Seja como for, os cientistas sociais têm uma questão pendente: ainda não deram um nome a este período de instabilidade, durante o qual o Peru teve um presidente (Manuel Merino) que durou apenas cinco dias, em novembro de 2020. E alguns outros que nem sequer completaram um ano. Também não há unanimidade sobre como denominar o novo ocupante do Palácio Presidencial. O Peru tornou-se um país de presidentes interinos ou presidentes de transição. Transições interrompidas, como no caso de José Jerí, que não conseguiu completar os nove meses que lhe restavam quando foi nomeado para substituir Dina Boluarte, que, tal como ele, foi destituída do cargo pelo Congresso em outubro passado.
Alguns esperavam que Jerí comparecesse à sessão plenária de quarta-feira. Após a aprovação de sua moção de censura e sua expulsão do Palácio Presidencial, o ex-presidente recuperou seu assento, já que não perdeu seu status de deputado. Sua reintegração permitiu que ele participasse com voz e voto na sessão para eleger seu sucessor. Mas seu primeiro-ministro até sua queda, Ernesto Álvarez, pôs fim a quaisquer dúvidas sobre a presença, os pronunciamentos ou a despedida de Jerí: "Na política, como no amor e na guerra, não se deve fazer papel de bobo". Em seguida, deu ao ex-presidente um último conselho: "Nunca mais na sua vida use um capuz", disse, aludindo à roupa que Jerí usava nos encontros clandestinos com empresários chineses que lhe custaram o cargo.
Formalmente, o país ficou sem liderança, sem um presidente no comando, por 24 horas. Embora os ministros de Jerí permanecessem em seus cargos, suas funções se limitavam a tarefas administrativas. Isso criou um perigoso vácuo de poder caso surgisse uma grande emergência.
Quatro nomes foram analisados ​​pelo público desde a tarde de terça-feira até os últimos raios de sol de quarta-feira: María del Carmen Alva (Ação Popular), Héctor Acuña (Honra e Democracia), Edgar Reymundo (Bloco Democrático) e José María Balcázar (Peru Livre). O substituto de Jerí seria escolhido entre um representante da direita, um pragmático e dois candidatos da esquerda.
Aparentemente, os grupos políticos com maior influência no Congresso iriam determinar a eleição. María del Carmen Alva, ex-presidente da Câmara dos Deputados, parecia ser a favorita desde o início.
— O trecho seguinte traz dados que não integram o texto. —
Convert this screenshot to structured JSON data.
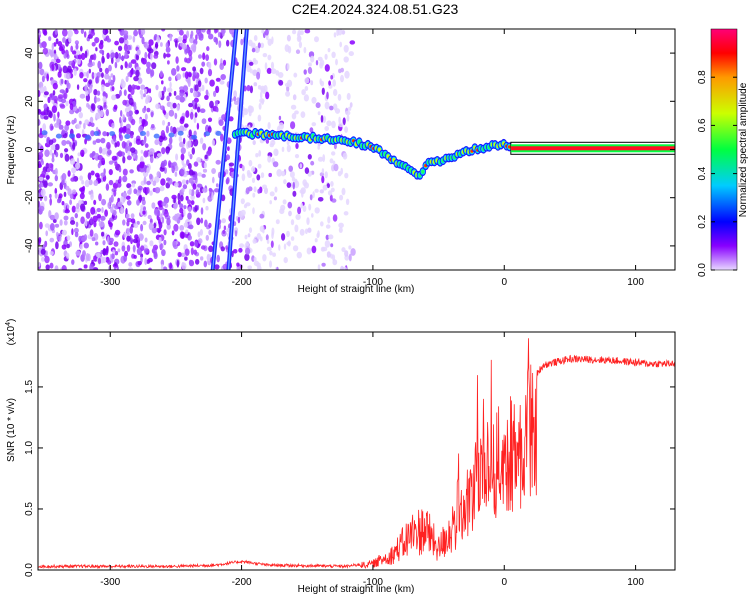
{
  "title": "C2E4.2024.324.08.51.G23",
  "chart_data": [
    {
      "type": "heatmap",
      "xlabel": "Height of straight line (km)",
      "ylabel": "Frequency (Hz)",
      "xlim": [
        -355,
        130
      ],
      "ylim": [
        -50,
        50
      ],
      "xticks": [
        -300,
        -200,
        -100,
        0,
        100
      ],
      "xtick_labels": [
        "-300",
        "-200",
        "-100",
        "0",
        "100"
      ],
      "yticks": [
        -40,
        -20,
        0,
        20,
        40
      ],
      "ytick_labels": [
        "-40",
        "-20",
        "0",
        "20",
        "40"
      ],
      "colorbar": {
        "label": "Normalized spectral amplitude",
        "range": [
          0,
          1
        ],
        "ticks": [
          0.0,
          0.2,
          0.4,
          0.6,
          0.8
        ],
        "tick_labels": [
          "0.0",
          "0.2",
          "0.4",
          "0.6",
          "0.8"
        ]
      },
      "ridge": [
        {
          "x": -205,
          "y": 7
        },
        {
          "x": -180,
          "y": 6
        },
        {
          "x": -150,
          "y": 5
        },
        {
          "x": -120,
          "y": 4
        },
        {
          "x": -100,
          "y": 1
        },
        {
          "x": -85,
          "y": -4
        },
        {
          "x": -70,
          "y": -9
        },
        {
          "x": -63,
          "y": -11
        },
        {
          "x": -58,
          "y": -5
        },
        {
          "x": -50,
          "y": -5
        },
        {
          "x": -40,
          "y": -3
        },
        {
          "x": -30,
          "y": -1
        },
        {
          "x": -15,
          "y": 1
        },
        {
          "x": 0,
          "y": 2
        },
        {
          "x": 5,
          "y": 1
        },
        {
          "x": 130,
          "y": 0.5
        }
      ],
      "steep_streaks": [
        {
          "x1": -222,
          "y1": -50,
          "x2": -204,
          "y2": 50
        },
        {
          "x1": -210,
          "y1": -50,
          "x2": -196,
          "y2": 50
        }
      ],
      "grid": false
    },
    {
      "type": "line",
      "xlabel": "Height of straight line (km)",
      "ylabel": "SNR (10 * v/v)",
      "y_multiplier": "(x10",
      "y_exponent": "4",
      "xlim": [
        -355,
        130
      ],
      "ylim": [
        0,
        1.95
      ],
      "xticks": [
        -300,
        -200,
        -100,
        0,
        100
      ],
      "xtick_labels": [
        "-300",
        "-200",
        "-100",
        "0",
        "100"
      ],
      "yticks": [
        0,
        0.5,
        1.0,
        1.5
      ],
      "ytick_labels": [
        "0.0",
        "0.5",
        "1.0",
        "1.5"
      ],
      "color": "#ff2222",
      "series_envelope": [
        {
          "x": -355,
          "y": 0.03
        },
        {
          "x": -250,
          "y": 0.03
        },
        {
          "x": -220,
          "y": 0.04
        },
        {
          "x": -200,
          "y": 0.07
        },
        {
          "x": -180,
          "y": 0.04
        },
        {
          "x": -120,
          "y": 0.03
        },
        {
          "x": -100,
          "y": 0.06
        },
        {
          "x": -85,
          "y": 0.15
        },
        {
          "x": -70,
          "y": 0.35
        },
        {
          "x": -60,
          "y": 0.4
        },
        {
          "x": -50,
          "y": 0.2
        },
        {
          "x": -40,
          "y": 0.4
        },
        {
          "x": -30,
          "y": 0.7
        },
        {
          "x": -20,
          "y": 1.05
        },
        {
          "x": -10,
          "y": 1.2
        },
        {
          "x": 0,
          "y": 1.25
        },
        {
          "x": 10,
          "y": 1.35
        },
        {
          "x": 20,
          "y": 1.55
        },
        {
          "x": 30,
          "y": 1.68
        },
        {
          "x": 50,
          "y": 1.73
        },
        {
          "x": 80,
          "y": 1.72
        },
        {
          "x": 110,
          "y": 1.69
        },
        {
          "x": 130,
          "y": 1.69
        }
      ],
      "grid": false
    }
  ]
}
Ela era candidata não só da Renovação Popular, partido do ex-prefeito de Lima Rafael López Aliaga, que aparece nas últimas pesquisas como o principal candidato à presidência em 12 de abril, mas também da Força Popular, partido liderado por Keiko Fujimori. Acreditava-se que os fujimoristas escolheriam Héctor Acuña como forma de vingança contra seu irmão César Acuña, presidente da Aliança para o Progresso, que os havia abandonado em apoio a Jerí. Mas não foi o que aconteceu.
Poucos minutos antes do início da sessão plenária, a Fuerza Popular divulgou um comunicado apoiando a candidatura de Alva. “Acreditamos que o país não pode mais tolerar improvisações ou cálculos políticos. Aprendemos a lição. Hoje, a prioridade deve ser o futuro e a tranquilidade dos nossos cidadãos. Portanto, apoiaremos María del Carmen Alva, na esperança de que seu governo preserve a estabilidade e a segurança nacional.”
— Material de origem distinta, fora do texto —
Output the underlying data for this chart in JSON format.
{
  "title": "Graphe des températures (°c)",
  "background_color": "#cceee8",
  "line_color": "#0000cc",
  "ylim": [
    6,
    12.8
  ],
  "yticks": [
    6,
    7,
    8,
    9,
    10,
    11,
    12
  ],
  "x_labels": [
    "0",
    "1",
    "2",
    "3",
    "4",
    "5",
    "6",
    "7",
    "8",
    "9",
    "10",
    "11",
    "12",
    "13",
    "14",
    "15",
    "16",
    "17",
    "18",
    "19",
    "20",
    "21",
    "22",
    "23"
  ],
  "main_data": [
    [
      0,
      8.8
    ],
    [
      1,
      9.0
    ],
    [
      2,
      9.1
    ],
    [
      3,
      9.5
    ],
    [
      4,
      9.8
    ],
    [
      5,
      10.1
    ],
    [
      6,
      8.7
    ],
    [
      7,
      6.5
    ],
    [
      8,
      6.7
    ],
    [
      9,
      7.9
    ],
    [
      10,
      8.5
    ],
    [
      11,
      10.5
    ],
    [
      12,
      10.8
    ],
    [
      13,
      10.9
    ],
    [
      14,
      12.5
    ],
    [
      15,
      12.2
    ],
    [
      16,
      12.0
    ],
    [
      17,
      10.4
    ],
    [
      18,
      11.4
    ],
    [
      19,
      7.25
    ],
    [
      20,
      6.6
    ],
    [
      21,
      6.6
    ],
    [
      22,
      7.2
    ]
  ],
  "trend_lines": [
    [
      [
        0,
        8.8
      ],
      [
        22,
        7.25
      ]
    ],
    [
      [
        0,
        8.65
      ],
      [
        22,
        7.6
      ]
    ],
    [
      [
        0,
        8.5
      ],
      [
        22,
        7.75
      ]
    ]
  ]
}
Contudo, quando tudo parecia decidido, numa reviravolta inesperada, o advogado veterano José Balcázar, do Perú Libre, disparou na frente com um grande número de votos e ficou a um passo da vitória. Tudo indica que o apoio popular dos fujimoristas acabou por não se concretizar. No primeiro turno, Alva recebeu 43 votos e Balcázar 46. Como nenhuma lista obteve maioria simples (59 dos 117 votos), realizou-se um segundo turno, no qual o veterano venceu por 60 votos contra 46.